Regardless of all this, I believe every micro-cap in the country will have some concerns with the management. It is how they evolve accordingly with growing topline that is something to watch out for and can lead to value creation. They have increased topline and marketing in previous years alongside entering new territories which looks promising to me.
- Growth/ Valuation risk- The way the stock is priced, the market expects some growth from this business on the earnings front. But that seems true for every stock in this richly valued market. Neither was their last quarter any promising. So, a lack of growth coupled with falling valuations is a potential future risk.
Also, they are facing short-term headwinds in exports, but I see this story from a long-term perspective
As we have already informed you there is a decline in the export revenue in this quarter because of the prevailing recessionary situation in the world and also there are foreign exchange prices in many countries. We are facing this situation, but very optimistic that we will have a good business in this quarter and we will present a good set of numbers for this quarter. (Nov 2023 concall)
Conclusion
In conclusion, this to me seems a very interesting asymmetric bet. The promoter holding is 73.6% which implies good skin in the game. There aren’t any major FII or DII holding the stock. The balance sheet and OPM are amazing. Neither are there any major marquee investors except a couple of unknown names. So, the story is quite undiscovered yet (or maybe I am missing something out).

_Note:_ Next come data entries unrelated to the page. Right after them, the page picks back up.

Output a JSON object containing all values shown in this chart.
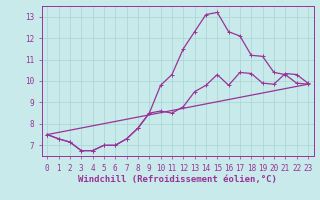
{
  "xlabel": "Windchill (Refroidissement éolien,°C)",
  "bg_color": "#c8eaea",
  "grid_color": "#a8d4d4",
  "line_color": "#993399",
  "spine_color": "#993399",
  "xlim": [
    -0.5,
    23.5
  ],
  "ylim": [
    6.5,
    13.5
  ],
  "yticks": [
    7,
    8,
    9,
    10,
    11,
    12,
    13
  ],
  "xticks": [
    0,
    1,
    2,
    3,
    4,
    5,
    6,
    7,
    8,
    9,
    10,
    11,
    12,
    13,
    14,
    15,
    16,
    17,
    18,
    19,
    20,
    21,
    22,
    23
  ],
  "curve1_x": [
    0,
    1,
    2,
    3,
    4,
    5,
    6,
    7,
    8,
    9,
    10,
    11,
    12,
    13,
    14,
    15,
    16,
    17,
    18,
    19,
    20,
    21,
    22,
    23
  ],
  "curve1_y": [
    7.5,
    7.3,
    7.15,
    6.75,
    6.75,
    7.0,
    7.0,
    7.3,
    7.8,
    8.5,
    9.8,
    10.3,
    11.5,
    12.3,
    13.1,
    13.2,
    12.3,
    12.1,
    11.2,
    11.15,
    10.4,
    10.3,
    9.9,
    9.85
  ],
  "curve2_x": [
    0,
    1,
    2,
    3,
    4,
    5,
    6,
    7,
    8,
    9,
    10,
    11,
    12,
    13,
    14,
    15,
    16,
    17,
    18,
    19,
    20,
    21,
    22,
    23
  ],
  "curve2_y": [
    7.5,
    7.3,
    7.15,
    6.75,
    6.75,
    7.0,
    7.0,
    7.3,
    7.8,
    8.5,
    8.6,
    8.5,
    8.8,
    9.5,
    9.8,
    10.3,
    9.8,
    10.4,
    10.35,
    9.9,
    9.85,
    10.35,
    10.3,
    9.9
  ],
  "line3_x": [
    0,
    23
  ],
  "line3_y": [
    7.5,
    9.85
  ],
  "marker": "+",
  "markersize": 2.5,
  "markeredgewidth": 0.7,
  "linewidth": 0.9,
  "tick_fontsize": 5.5,
  "xlabel_fontsize": 6.5
}
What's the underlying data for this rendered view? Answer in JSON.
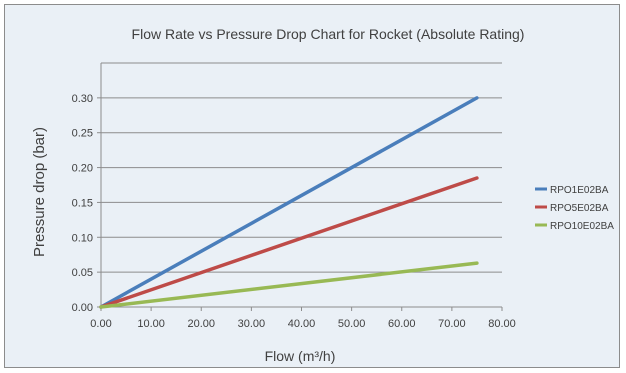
{
  "chart_data": {
    "type": "line",
    "title": "Flow Rate vs Pressure Drop Chart for Rocket (Absolute Rating)",
    "xlabel": "Flow  (m³/h)",
    "ylabel": "Pressure drop (bar)",
    "xlim": [
      0,
      80
    ],
    "ylim": [
      0,
      0.35
    ],
    "xticks": [
      "0.00",
      "10.00",
      "20.00",
      "30.00",
      "40.00",
      "50.00",
      "60.00",
      "70.00",
      "80.00"
    ],
    "yticks": [
      "0.00",
      "0.05",
      "0.10",
      "0.15",
      "0.20",
      "0.25",
      "0.30"
    ],
    "grid": "horizontal",
    "legend_position": "right",
    "series": [
      {
        "name": "RPO1E02BA",
        "color": "#4a7ebb",
        "x": [
          0,
          75
        ],
        "y": [
          0,
          0.3
        ]
      },
      {
        "name": "RPO5E02BA",
        "color": "#be4b48",
        "x": [
          0,
          75
        ],
        "y": [
          0,
          0.185
        ]
      },
      {
        "name": "RPO10E02BA",
        "color": "#98b954",
        "x": [
          0,
          75
        ],
        "y": [
          0,
          0.063
        ]
      }
    ]
  }
}
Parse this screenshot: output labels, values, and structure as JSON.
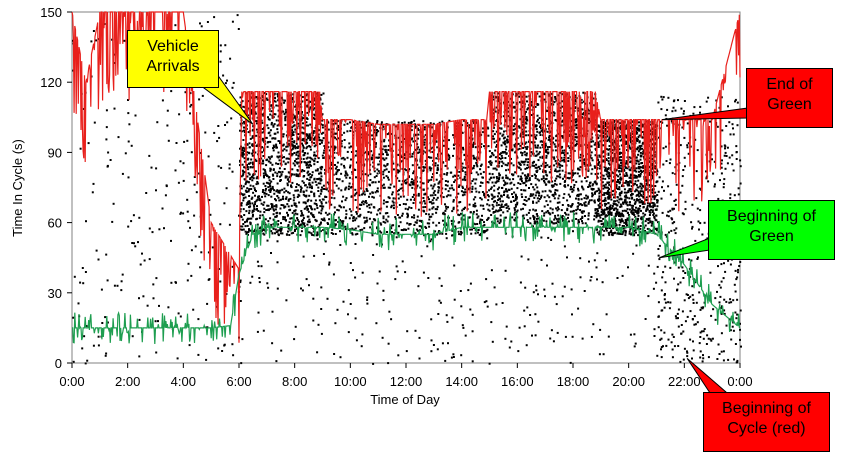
{
  "chart_data": {
    "type": "scatter",
    "title": "",
    "xlabel": "Time of Day",
    "ylabel": "Time In Cycle (s)",
    "xlim": [
      0,
      24
    ],
    "ylim": [
      0,
      150
    ],
    "x_ticks": [
      "0:00",
      "2:00",
      "4:00",
      "6:00",
      "8:00",
      "10:00",
      "12:00",
      "14:00",
      "16:00",
      "18:00",
      "20:00",
      "22:00",
      "0:00"
    ],
    "y_ticks": [
      0,
      30,
      60,
      90,
      120,
      150
    ],
    "grid": false,
    "series": [
      {
        "name": "Vehicle Arrivals",
        "color": "#000000",
        "kind": "points",
        "density_bands": [
          {
            "x": [
              0,
              6
            ],
            "y_low": 0,
            "y_high": 150,
            "density": "sparse"
          },
          {
            "x": [
              6,
              9
            ],
            "y_low": 55,
            "y_high": 116,
            "density": "dense"
          },
          {
            "x": [
              9,
              15
            ],
            "y_low": 55,
            "y_high": 104,
            "density": "dense"
          },
          {
            "x": [
              15,
              18.8
            ],
            "y_low": 60,
            "y_high": 116,
            "density": "dense"
          },
          {
            "x": [
              18.8,
              21
            ],
            "y_low": 55,
            "y_high": 104,
            "density": "dense"
          },
          {
            "x": [
              21,
              24
            ],
            "y_low": 0,
            "y_high": 115,
            "density": "medium"
          },
          {
            "x": [
              6,
              21
            ],
            "y_low": 0,
            "y_high": 60,
            "density": "sparse"
          }
        ]
      },
      {
        "name": "End of Green",
        "color": "#e8201c",
        "kind": "line",
        "x": [
          0,
          0.5,
          1,
          2,
          3,
          4,
          5,
          5.5,
          6,
          6.1,
          7,
          8,
          8.9,
          9,
          10,
          11,
          12,
          13,
          14,
          14.9,
          15,
          16,
          17,
          18,
          18.8,
          19,
          20,
          21,
          22,
          23,
          24
        ],
        "y": [
          150,
          120,
          150,
          150,
          150,
          150,
          60,
          50,
          40,
          116,
          116,
          116,
          116,
          104,
          104,
          102,
          102,
          102,
          104,
          104,
          116,
          116,
          116,
          116,
          116,
          104,
          104,
          104,
          104,
          104,
          150
        ]
      },
      {
        "name": "Beginning of Green",
        "color": "#1e9e50",
        "kind": "line",
        "x": [
          0,
          1,
          2,
          3,
          4,
          5,
          5.7,
          6,
          6.5,
          7,
          8,
          9,
          10,
          11,
          12,
          13,
          14,
          15,
          16,
          17,
          18,
          19,
          20,
          21,
          22,
          23,
          24
        ],
        "y": [
          15,
          15,
          15,
          15,
          15,
          15,
          16,
          38,
          55,
          58,
          58,
          58,
          57,
          55,
          55,
          55,
          58,
          58,
          58,
          58,
          58,
          58,
          58,
          55,
          42,
          25,
          15
        ]
      }
    ],
    "annotations": [
      {
        "text": [
          "Vehicle",
          "Arrivals"
        ],
        "fill": "#ffff00",
        "target_x": 6.5,
        "target_y": 102
      },
      {
        "text": [
          "End of",
          "Green"
        ],
        "fill": "#ff0000",
        "target_x": 21.2,
        "target_y": 104
      },
      {
        "text": [
          "Beginning of",
          "Green"
        ],
        "fill": "#00ff00",
        "target_x": 21.1,
        "target_y": 45
      },
      {
        "text": [
          "Beginning of",
          "Cycle (red)"
        ],
        "fill": "#ff0000",
        "target_x": 22.1,
        "target_y": 2
      }
    ]
  }
}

The valuation is a bit on the higher side. At the current Market Cap of 430 Cr, the company earned around 17 Cr in the past year. But as a microcap, the growth can often ease off valuation concerns. However, I do believe that there isn’t as much Margin of Safety as I would generally like in this stock as a lack of revenue growth can lead to PE de-rating.

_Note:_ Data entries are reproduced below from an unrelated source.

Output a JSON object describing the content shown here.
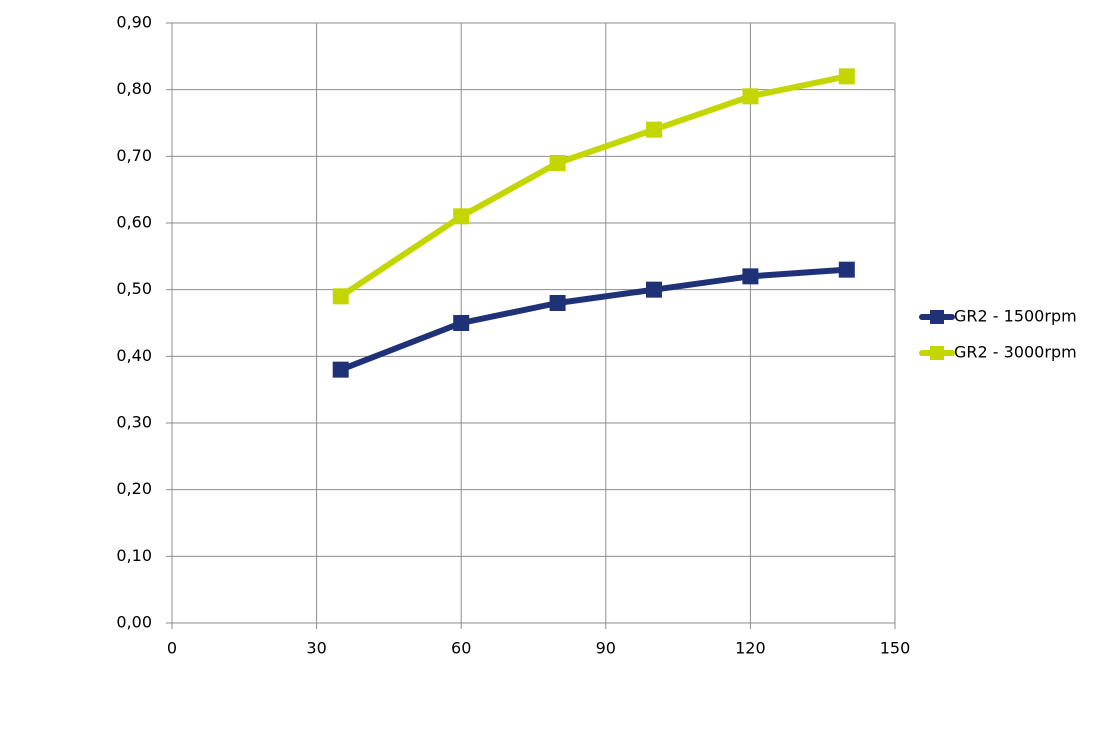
{
  "chart_data": {
    "type": "line",
    "x": [
      35,
      60,
      80,
      100,
      120,
      140
    ],
    "series": [
      {
        "name": "GR2 - 1500rpm",
        "color": "#1f3278",
        "values": [
          0.38,
          0.45,
          0.48,
          0.5,
          0.52,
          0.53
        ]
      },
      {
        "name": "GR2 - 3000rpm",
        "color": "#c4d600",
        "values": [
          0.49,
          0.61,
          0.69,
          0.74,
          0.79,
          0.82
        ]
      }
    ],
    "xlim": [
      0,
      150
    ],
    "xticks": [
      0,
      30,
      60,
      90,
      120,
      150
    ],
    "ylim": [
      0,
      0.9
    ],
    "yticks": [
      {
        "value": 0,
        "label": "0,00"
      },
      {
        "value": 0.1,
        "label": "0,10"
      },
      {
        "value": 0.2,
        "label": "0,20"
      },
      {
        "value": 0.3,
        "label": "0,30"
      },
      {
        "value": 0.4,
        "label": "0,40"
      },
      {
        "value": 0.5,
        "label": "0,50"
      },
      {
        "value": 0.6,
        "label": "0,60"
      },
      {
        "value": 0.7,
        "label": "0,70"
      },
      {
        "value": 0.8,
        "label": "0,80"
      },
      {
        "value": 0.9,
        "label": "0,90"
      }
    ],
    "grid": true,
    "legend": "right"
  }
}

I do agree there is some uncertainty regarding whether they can take market share or maintain their OPM. There is some lack of clarity. But the price of clarity in markets is expensive. I do think that from a long-term perspective, the company can do extremely well from its CMP due to the size of the opportunity. Even though reality can sometimes have other ideas.
Do let me know what fellow VP’ers think about this scrip!!!
Disclosure: Invested small %age of PF. I would look to add/reduce according to how the story develops.